Silvia Pierosara –
Nostalgias, critical memories, imaginative fabulations

This contribution applies critical theory methodology to the feeling of nostalgia, both on an individual and social-political level. It forms part of a larger project developing a critical theory of nostalgia. Here, I explore some contemporary examples, with a particular focus on, but not limited to, Europe.

First, I will distinguish between melancholia and nostalgia, highlighting the critical potential of the latter. Nostalgia has real “negative” potential and a kind of innate dialectical quality. Through the critique of nostalgia, we can recover the power of criticism and detect different approaches to the past. I also compare nostalgia to melancholia, a rather positive concept, that could be considered the ethical side of nostalgia.

After clarifying the distinction between nostalgia and melancholia, I will show why it is worth exploring the feeling of nostalgia in contemporary society and recognizing its burden of sameness, fusion, death drive, repetition, xenophobia, and racism.

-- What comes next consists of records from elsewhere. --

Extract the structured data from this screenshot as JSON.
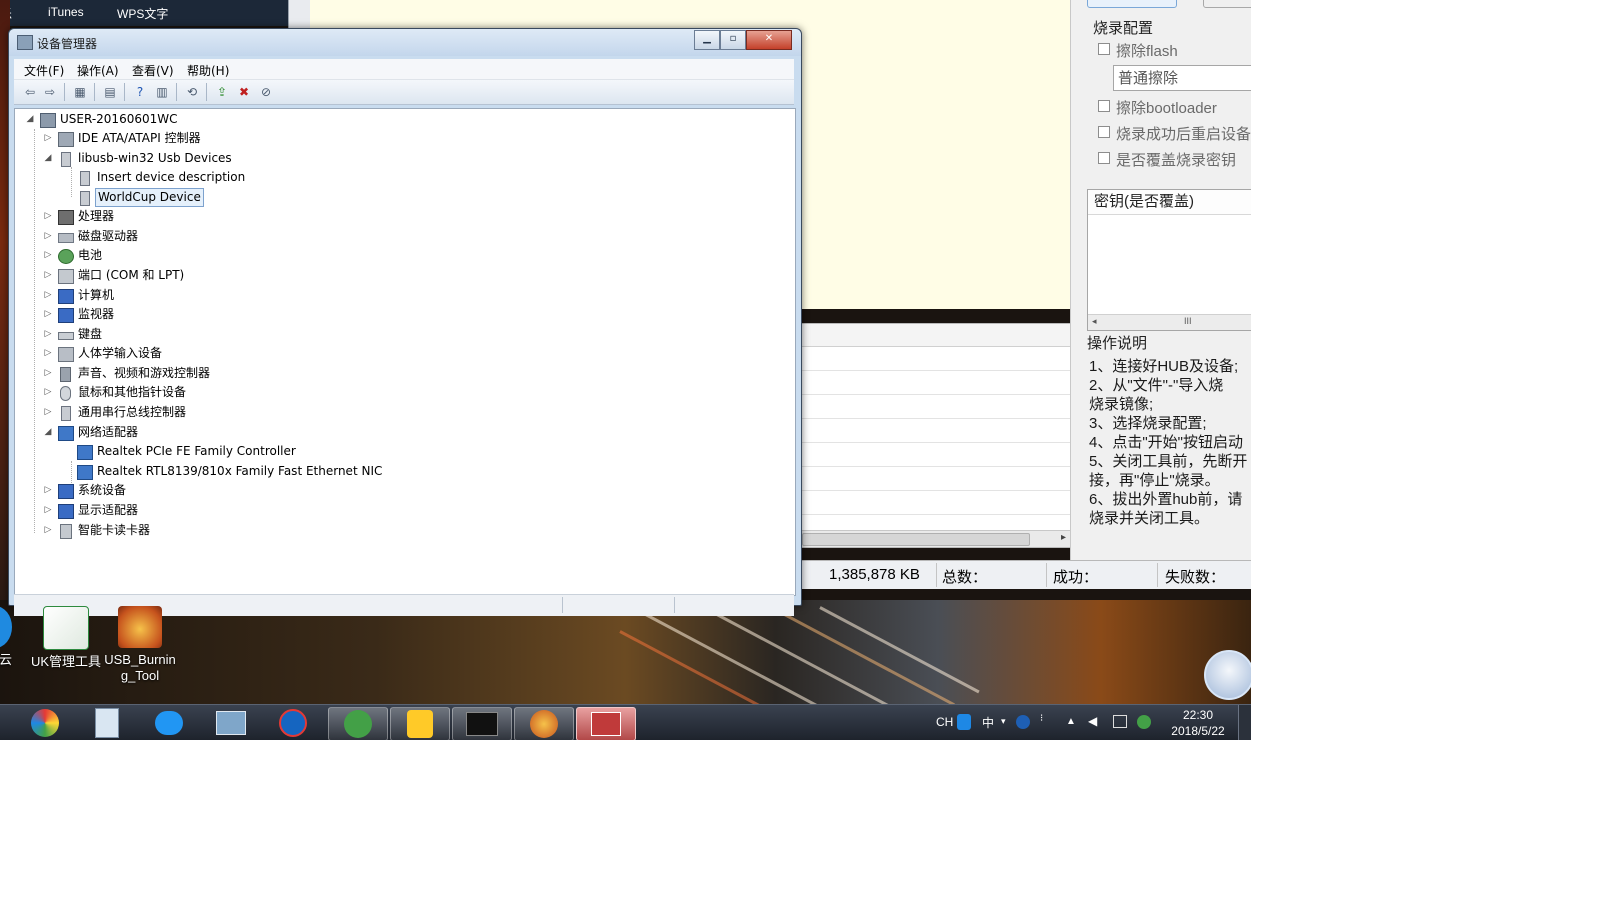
{
  "desktop": {
    "top_labels": [
      "乐",
      "iTunes",
      "WPS文字"
    ],
    "icons": [
      {
        "label": "UK管理工具"
      },
      {
        "label": "USB_Burning_Tool"
      },
      {
        "label": "云"
      }
    ]
  },
  "device_manager": {
    "title": "设备管理器",
    "menu": [
      "文件(F)",
      "操作(A)",
      "查看(V)",
      "帮助(H)"
    ],
    "tree": {
      "root": "USER-20160601WC",
      "items": [
        {
          "label": "IDE ATA/ATAPI 控制器",
          "expanded": false
        },
        {
          "label": "libusb-win32 Usb Devices",
          "expanded": true,
          "children": [
            "Insert device description",
            "WorldCup Device"
          ]
        },
        {
          "label": "处理器",
          "expanded": false
        },
        {
          "label": "磁盘驱动器",
          "expanded": false
        },
        {
          "label": "电池",
          "expanded": false
        },
        {
          "label": "端口 (COM 和 LPT)",
          "expanded": false
        },
        {
          "label": "计算机",
          "expanded": false
        },
        {
          "label": "监视器",
          "expanded": false
        },
        {
          "label": "键盘",
          "expanded": false
        },
        {
          "label": "人体学输入设备",
          "expanded": false
        },
        {
          "label": "声音、视频和游戏控制器",
          "expanded": false
        },
        {
          "label": "鼠标和其他指针设备",
          "expanded": false
        },
        {
          "label": "通用串行总线控制器",
          "expanded": false
        },
        {
          "label": "网络适配器",
          "expanded": true,
          "children": [
            "Realtek PCIe FE Family Controller",
            "Realtek RTL8139/810x Family Fast Ethernet NIC"
          ]
        },
        {
          "label": "系统设备",
          "expanded": false
        },
        {
          "label": "显示适配器",
          "expanded": false
        },
        {
          "label": "智能卡读卡器",
          "expanded": false
        }
      ],
      "selected": "WorldCup Device"
    }
  },
  "burning_tool": {
    "burn_config_title": "烧录配置",
    "erase_flash": "擦除flash",
    "erase_mode": "普通擦除",
    "erase_bootloader": "擦除bootloader",
    "reboot_after": "烧录成功后重启设备",
    "overwrite_key": "是否覆盖烧录密钥",
    "key_header": "密钥(是否覆盖)",
    "instructions_title": "操作说明",
    "instructions": [
      "1、连接好HUB及设备;",
      "2、从\"文件\"-\"导入烧",
      "烧录镜像;",
      "3、选择烧录配置;",
      "4、点击\"开始\"按钮启动",
      "5、关闭工具前，先断开",
      "接，再\"停止\"烧录。",
      "6、拔出外置hub前，请",
      "烧录并关闭工具。"
    ],
    "status": {
      "size": "1,385,878 KB",
      "total_label": "总数：",
      "success_label": "成功：",
      "fail_label": "失败数："
    }
  },
  "taskbar": {
    "tray": {
      "lang": "CH",
      "ime": "中"
    },
    "clock_time": "22:30",
    "clock_date": "2018/5/22"
  }
}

I will also explore the possibility of reflective nostalgia. This starts from listening to stories of nostalgia to mine for unexplored possibilities in the past and understand if and under what circumstances nostalgia could be revealed as a resource rather than a threat to the ethics of memory.

Finally, I will explore the role of imagination — between pathology and openness to a better future — and liberate the possibility of a “critical fabulation”. Tracing back the concept of fabulation to Latin rhetorical studies, I will propose a reading of Saidyia Hartman’s idea of critical fabulation as an example of positive use of nostalgia in an emancipatory, forward-looking perspective.

Biography:

Silvia Pierosara is an Associate Professor of Moral Philosophy at the University of Macerata, Italy. She studied the theory of recognition, narrative ethics, and relational autonomy.

She is interested in the ethical implications of narratives as paths to personal and social emancipation and in the exploration of the structural features that make narratives violent or tolerant, inclusive, and attentive to suffering. She actually explores the link between narrativity and relational autonomy. She devoted some monographs and several essays to these topics.

Her actual researches focus on: the possibility of a «narrative autonomy» that values the concept of self-authorship and scales back that of self-ownership; critical philosophy of history including progress, memory, and nostalgia.